So GCD(x,y) divides both x and y-x and therefore GCD(x,y) <= GCD(x,y-x)
Similarly any positive integer that divides x and y-x must divide x+(y-x) = y, which implies GCD(x,y-x)<= GCD(x,y). Consequently we must have GCD(x,y) = GCD(x,y-x).
Using this fact we have GCD(M_n,M_m) = GCD(M_m,M_n-M_m)
but M_n-M_m = 2^n - 2^m = 2^m (2^(n-m) - 1) = 2^m M_(n-m) = (M_m + 1)M_(n-m)
So GCD(M_n,M_m) = GCD(M_m, M_m M_(n-m)+M_(n-m))

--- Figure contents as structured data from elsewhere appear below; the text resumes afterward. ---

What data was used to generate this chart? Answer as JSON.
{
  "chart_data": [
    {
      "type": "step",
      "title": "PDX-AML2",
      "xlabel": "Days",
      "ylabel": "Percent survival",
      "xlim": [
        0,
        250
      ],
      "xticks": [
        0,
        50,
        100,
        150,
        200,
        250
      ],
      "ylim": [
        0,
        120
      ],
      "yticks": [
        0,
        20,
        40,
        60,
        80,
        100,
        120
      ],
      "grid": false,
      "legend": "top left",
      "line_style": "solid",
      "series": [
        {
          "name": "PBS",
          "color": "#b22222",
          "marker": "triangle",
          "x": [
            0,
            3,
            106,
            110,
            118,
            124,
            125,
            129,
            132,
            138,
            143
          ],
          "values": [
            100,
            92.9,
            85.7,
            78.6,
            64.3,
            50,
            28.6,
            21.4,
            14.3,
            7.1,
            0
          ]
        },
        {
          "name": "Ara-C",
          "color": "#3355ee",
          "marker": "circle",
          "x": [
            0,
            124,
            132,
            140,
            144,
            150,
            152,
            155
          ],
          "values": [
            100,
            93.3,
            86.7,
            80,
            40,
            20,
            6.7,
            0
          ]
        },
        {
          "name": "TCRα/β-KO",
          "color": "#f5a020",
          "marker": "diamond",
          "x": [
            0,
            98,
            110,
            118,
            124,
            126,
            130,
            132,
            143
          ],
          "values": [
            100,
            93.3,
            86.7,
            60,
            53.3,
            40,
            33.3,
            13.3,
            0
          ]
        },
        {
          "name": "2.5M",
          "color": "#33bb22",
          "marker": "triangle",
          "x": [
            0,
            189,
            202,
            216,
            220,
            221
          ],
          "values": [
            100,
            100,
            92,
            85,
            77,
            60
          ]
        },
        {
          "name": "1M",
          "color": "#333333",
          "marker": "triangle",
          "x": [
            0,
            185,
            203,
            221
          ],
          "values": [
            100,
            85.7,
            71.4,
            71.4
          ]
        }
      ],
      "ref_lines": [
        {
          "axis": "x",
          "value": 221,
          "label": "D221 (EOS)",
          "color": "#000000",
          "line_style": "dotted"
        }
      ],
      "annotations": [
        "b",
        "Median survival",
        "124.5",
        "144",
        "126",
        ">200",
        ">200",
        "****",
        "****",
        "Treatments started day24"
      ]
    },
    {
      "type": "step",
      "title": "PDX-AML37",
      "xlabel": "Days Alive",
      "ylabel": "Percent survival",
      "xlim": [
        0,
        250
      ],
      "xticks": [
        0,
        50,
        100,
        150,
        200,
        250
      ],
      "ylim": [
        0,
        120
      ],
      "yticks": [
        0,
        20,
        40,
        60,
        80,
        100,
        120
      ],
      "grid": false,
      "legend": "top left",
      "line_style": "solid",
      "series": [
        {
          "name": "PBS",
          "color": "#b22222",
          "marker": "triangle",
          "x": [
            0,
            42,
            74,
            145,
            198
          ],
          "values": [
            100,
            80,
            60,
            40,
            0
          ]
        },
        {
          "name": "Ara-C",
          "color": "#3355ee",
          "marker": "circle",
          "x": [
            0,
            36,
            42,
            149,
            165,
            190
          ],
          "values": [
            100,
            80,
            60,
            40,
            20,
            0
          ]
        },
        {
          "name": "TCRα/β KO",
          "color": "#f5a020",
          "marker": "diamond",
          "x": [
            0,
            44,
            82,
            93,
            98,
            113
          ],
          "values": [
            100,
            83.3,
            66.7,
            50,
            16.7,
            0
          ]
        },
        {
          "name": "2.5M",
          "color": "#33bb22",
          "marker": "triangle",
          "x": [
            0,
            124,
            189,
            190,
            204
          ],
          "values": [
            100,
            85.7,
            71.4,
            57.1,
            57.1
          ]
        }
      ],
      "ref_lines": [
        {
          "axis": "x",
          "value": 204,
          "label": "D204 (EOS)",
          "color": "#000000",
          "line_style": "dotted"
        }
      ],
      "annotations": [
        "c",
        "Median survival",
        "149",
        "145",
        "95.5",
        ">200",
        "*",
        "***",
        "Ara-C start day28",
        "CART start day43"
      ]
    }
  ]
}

Keep subtracting M_m from M_m M_(n-m)+M_(n-m) to get
GCD(M_m, M_m M_(n-m)+M_(n-m))
= GCD(M_m, M_m (M_(n-m)-1)+M_(n-m))
= GCD(M_m, M_m (M_(n-m)-2)+M_(n-m))
...
= GCD(M_m, M_(n-m))
So GCD(M_n,M_m) = GCD(M_m,M_(n-m))
Use this fact repeatedly to show
GCD(M_m,M_n)
= GCD(M_m,M_(n-m))
= GCD(M_m,M_(n-2m))
= GCD(M_m,M_(n-3m))
...
= GCD(M_m,M_r)
as required.
c)
We can use the result from part (b) to reduce the indices just as in the Euclidean algorithm.
i.e.
GCD(M_n,M_m)
= GCD(M_m,M_r)
= GCD(M_r, M_s) where s is the remainder of m divided by r
= GCD(M_s, M_t) where t is the remainder of r divided by s
... etc.
The indices are strictly decreasing and eventually one of them must go to 0, so we will have
GCD(M_n, M_m) = GCD(M_f, M_0) = GCD(M_f, 0) = M_f
Also we know that GCD(n,m) = GCD(m,r) (because r is n subtracted by m a few tmes, and we showed GCD(x,y) = GCD(x,y-x) in part (b)). Similarly we know that
GCD(m,r) = GCD(r,s) = GCD(s,t) = .... = GCD(f,0) = f
So GCD(M_n,M_m) = M_(GCD(m.n)).